The hard part isn’t proving these defensive primitives exist. The hard part is making them operationally boring enough to survive real enterprise constraints - messy networks, alert fatigue, change management, procurement timelines, skill gaps, legacy stacks. That’s where the industry’s energy should be going on the 6, 12, 24-month horizon. Not on whether deception, fingerprinting, post-auth visibility, and machine-speed detection can work - they can - but on making them ordinary.
Looking at the dynamics, the next 6 to 24 months in security probably aren’t a vulnpocalypse. They’re a redistribution of who has visibility, who can fingerprint whom, and where the asymmetries sit. Some of those redistributions hurt defenders. Several of them help - meaningfully, and on a faster timeline than the panic narrative suggests, if the industry actually picks them up.
The risk to the industry isn’t getting the threat wrong. It’s getting overwhelmed by the threat narrative, missing the defensive shift happening alongside it, and failing - again - to equip during an announced wave. Bad advice during a period of bad framing has a real cost.
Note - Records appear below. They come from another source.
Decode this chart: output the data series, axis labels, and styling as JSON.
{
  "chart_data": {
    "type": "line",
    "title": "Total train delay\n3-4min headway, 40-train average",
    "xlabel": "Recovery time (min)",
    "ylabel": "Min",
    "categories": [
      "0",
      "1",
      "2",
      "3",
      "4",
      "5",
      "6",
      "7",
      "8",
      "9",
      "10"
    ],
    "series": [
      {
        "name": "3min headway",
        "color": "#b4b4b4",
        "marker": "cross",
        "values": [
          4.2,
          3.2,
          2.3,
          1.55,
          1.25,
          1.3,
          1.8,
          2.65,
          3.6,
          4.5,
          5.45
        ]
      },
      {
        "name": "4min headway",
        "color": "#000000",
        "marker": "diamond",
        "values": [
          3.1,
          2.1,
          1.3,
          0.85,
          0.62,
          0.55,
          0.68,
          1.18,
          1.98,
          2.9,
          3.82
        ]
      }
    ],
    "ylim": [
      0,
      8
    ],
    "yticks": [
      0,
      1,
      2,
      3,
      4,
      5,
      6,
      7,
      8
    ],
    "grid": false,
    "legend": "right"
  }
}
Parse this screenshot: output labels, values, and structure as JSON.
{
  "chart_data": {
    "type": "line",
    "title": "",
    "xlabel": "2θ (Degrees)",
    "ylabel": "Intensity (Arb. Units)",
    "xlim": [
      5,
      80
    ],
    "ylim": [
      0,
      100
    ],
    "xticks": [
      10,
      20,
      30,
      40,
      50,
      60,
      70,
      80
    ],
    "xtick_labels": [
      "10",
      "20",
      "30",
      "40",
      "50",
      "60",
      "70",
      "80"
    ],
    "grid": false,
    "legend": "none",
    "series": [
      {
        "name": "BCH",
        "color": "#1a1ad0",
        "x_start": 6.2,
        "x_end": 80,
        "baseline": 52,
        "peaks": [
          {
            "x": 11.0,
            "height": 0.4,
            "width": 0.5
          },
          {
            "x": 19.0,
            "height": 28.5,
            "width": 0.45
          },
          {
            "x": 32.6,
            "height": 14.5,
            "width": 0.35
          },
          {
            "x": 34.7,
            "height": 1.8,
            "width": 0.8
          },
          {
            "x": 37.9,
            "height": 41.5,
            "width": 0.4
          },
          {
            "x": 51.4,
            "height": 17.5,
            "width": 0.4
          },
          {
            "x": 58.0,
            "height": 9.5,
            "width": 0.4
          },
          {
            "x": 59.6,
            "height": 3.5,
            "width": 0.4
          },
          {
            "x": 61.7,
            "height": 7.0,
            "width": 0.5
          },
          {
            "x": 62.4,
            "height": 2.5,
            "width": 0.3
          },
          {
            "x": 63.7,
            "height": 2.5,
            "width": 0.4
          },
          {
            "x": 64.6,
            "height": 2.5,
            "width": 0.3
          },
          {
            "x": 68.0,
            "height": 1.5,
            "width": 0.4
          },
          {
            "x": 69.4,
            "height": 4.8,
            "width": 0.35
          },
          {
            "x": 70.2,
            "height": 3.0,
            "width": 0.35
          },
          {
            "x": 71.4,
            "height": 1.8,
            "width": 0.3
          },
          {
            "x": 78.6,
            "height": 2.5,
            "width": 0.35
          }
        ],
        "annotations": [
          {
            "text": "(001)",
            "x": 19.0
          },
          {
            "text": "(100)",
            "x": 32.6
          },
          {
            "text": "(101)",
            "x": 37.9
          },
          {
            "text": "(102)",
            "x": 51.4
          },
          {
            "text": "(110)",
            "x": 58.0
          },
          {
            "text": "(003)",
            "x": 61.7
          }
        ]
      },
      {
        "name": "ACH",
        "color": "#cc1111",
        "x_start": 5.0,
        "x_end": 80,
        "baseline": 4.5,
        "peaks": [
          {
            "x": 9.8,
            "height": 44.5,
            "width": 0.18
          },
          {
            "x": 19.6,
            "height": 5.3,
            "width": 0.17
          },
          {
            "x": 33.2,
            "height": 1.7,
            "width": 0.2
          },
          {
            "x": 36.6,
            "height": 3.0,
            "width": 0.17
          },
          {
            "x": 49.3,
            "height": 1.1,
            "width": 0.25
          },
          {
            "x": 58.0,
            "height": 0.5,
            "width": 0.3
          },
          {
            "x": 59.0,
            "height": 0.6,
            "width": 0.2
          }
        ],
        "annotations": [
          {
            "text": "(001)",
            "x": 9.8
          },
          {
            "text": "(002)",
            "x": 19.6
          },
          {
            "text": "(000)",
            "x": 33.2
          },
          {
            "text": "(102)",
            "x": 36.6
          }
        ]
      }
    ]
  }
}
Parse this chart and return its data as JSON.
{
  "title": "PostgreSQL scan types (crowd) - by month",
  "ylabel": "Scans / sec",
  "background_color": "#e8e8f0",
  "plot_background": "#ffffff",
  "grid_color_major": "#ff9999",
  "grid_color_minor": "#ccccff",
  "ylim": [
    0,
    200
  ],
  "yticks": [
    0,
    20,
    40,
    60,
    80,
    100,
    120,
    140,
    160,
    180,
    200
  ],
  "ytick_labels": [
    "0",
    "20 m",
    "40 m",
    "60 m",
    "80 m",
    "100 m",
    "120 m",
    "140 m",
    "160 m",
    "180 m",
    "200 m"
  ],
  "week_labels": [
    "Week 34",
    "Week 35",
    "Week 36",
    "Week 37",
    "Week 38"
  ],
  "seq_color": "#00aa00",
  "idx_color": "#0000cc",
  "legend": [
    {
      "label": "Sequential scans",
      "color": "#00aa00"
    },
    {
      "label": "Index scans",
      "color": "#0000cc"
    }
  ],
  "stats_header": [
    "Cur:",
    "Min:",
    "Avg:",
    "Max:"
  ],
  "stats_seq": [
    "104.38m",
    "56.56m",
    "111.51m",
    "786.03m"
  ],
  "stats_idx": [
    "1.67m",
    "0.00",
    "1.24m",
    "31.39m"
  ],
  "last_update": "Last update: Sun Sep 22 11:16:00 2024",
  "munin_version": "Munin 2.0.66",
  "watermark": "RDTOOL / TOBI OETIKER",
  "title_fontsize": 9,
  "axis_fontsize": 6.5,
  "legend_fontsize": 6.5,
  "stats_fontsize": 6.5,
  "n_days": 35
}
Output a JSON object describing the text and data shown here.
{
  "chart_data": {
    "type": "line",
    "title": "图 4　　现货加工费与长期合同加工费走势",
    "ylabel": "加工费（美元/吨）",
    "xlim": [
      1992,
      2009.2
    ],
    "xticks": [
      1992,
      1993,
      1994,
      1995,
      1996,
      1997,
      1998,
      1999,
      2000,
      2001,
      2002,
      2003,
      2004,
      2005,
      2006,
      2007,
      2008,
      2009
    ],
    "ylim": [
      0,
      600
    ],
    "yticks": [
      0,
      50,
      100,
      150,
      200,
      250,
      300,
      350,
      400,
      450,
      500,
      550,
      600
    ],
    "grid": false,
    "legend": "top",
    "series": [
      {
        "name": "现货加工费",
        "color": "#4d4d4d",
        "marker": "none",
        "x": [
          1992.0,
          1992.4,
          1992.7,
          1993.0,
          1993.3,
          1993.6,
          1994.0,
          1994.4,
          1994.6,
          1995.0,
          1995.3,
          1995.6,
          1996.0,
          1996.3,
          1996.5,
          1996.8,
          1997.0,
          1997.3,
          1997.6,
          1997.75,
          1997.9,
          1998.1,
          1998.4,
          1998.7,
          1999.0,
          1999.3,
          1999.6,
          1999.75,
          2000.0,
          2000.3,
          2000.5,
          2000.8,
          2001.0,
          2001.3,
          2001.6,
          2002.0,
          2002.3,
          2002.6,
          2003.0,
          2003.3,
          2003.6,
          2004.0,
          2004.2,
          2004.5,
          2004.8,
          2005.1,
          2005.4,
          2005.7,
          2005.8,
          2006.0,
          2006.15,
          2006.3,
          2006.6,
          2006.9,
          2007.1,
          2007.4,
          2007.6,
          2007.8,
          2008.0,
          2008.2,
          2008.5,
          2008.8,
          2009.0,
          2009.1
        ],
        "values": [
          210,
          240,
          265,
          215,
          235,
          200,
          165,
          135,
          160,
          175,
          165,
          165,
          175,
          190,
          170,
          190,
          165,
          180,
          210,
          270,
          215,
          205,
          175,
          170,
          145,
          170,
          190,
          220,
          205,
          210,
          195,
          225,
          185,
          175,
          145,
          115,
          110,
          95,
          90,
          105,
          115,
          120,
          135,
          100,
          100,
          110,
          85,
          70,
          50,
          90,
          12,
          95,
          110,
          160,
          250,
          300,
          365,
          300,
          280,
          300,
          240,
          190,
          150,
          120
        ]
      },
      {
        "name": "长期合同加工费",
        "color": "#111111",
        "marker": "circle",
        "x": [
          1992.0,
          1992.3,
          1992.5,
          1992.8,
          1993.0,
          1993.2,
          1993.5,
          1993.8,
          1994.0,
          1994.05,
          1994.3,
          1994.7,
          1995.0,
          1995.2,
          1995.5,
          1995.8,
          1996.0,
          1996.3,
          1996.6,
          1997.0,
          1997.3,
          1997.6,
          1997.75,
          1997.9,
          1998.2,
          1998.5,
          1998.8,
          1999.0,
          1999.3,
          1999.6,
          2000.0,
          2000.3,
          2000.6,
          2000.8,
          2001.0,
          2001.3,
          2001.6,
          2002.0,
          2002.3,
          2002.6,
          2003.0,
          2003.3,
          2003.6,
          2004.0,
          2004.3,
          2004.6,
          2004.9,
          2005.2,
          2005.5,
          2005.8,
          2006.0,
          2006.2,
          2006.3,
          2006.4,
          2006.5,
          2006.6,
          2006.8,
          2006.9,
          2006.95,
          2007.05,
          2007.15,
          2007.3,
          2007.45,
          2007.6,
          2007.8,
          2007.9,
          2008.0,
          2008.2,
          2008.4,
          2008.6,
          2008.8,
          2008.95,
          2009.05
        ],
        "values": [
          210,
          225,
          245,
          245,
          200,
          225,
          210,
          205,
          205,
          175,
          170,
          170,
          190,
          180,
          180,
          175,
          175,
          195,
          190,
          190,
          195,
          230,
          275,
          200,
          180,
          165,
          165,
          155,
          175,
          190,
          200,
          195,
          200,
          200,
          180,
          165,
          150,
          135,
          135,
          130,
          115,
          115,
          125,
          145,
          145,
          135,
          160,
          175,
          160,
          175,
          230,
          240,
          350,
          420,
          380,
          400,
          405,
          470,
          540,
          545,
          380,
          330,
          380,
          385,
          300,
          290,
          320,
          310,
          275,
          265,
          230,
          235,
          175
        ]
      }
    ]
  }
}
The honest summary: protect your VPNs, use MFA - and start treating post-auth visibility, agentic fingerprinting, scaled deception, and machine-speed detection as the defensive primitives they’re becoming, not as research curiosities. The asymmetry isn’t moving in only one direction. Whether the industry moves with it is still an open question.
Personal view, obviously shaped by what we’re building at OHIIHO on high-interaction honeypot infrastructure, and by conversations with practitioners across APAC. All five items above exist in early form today. What remains open is which ones become operational defaults, and how fast.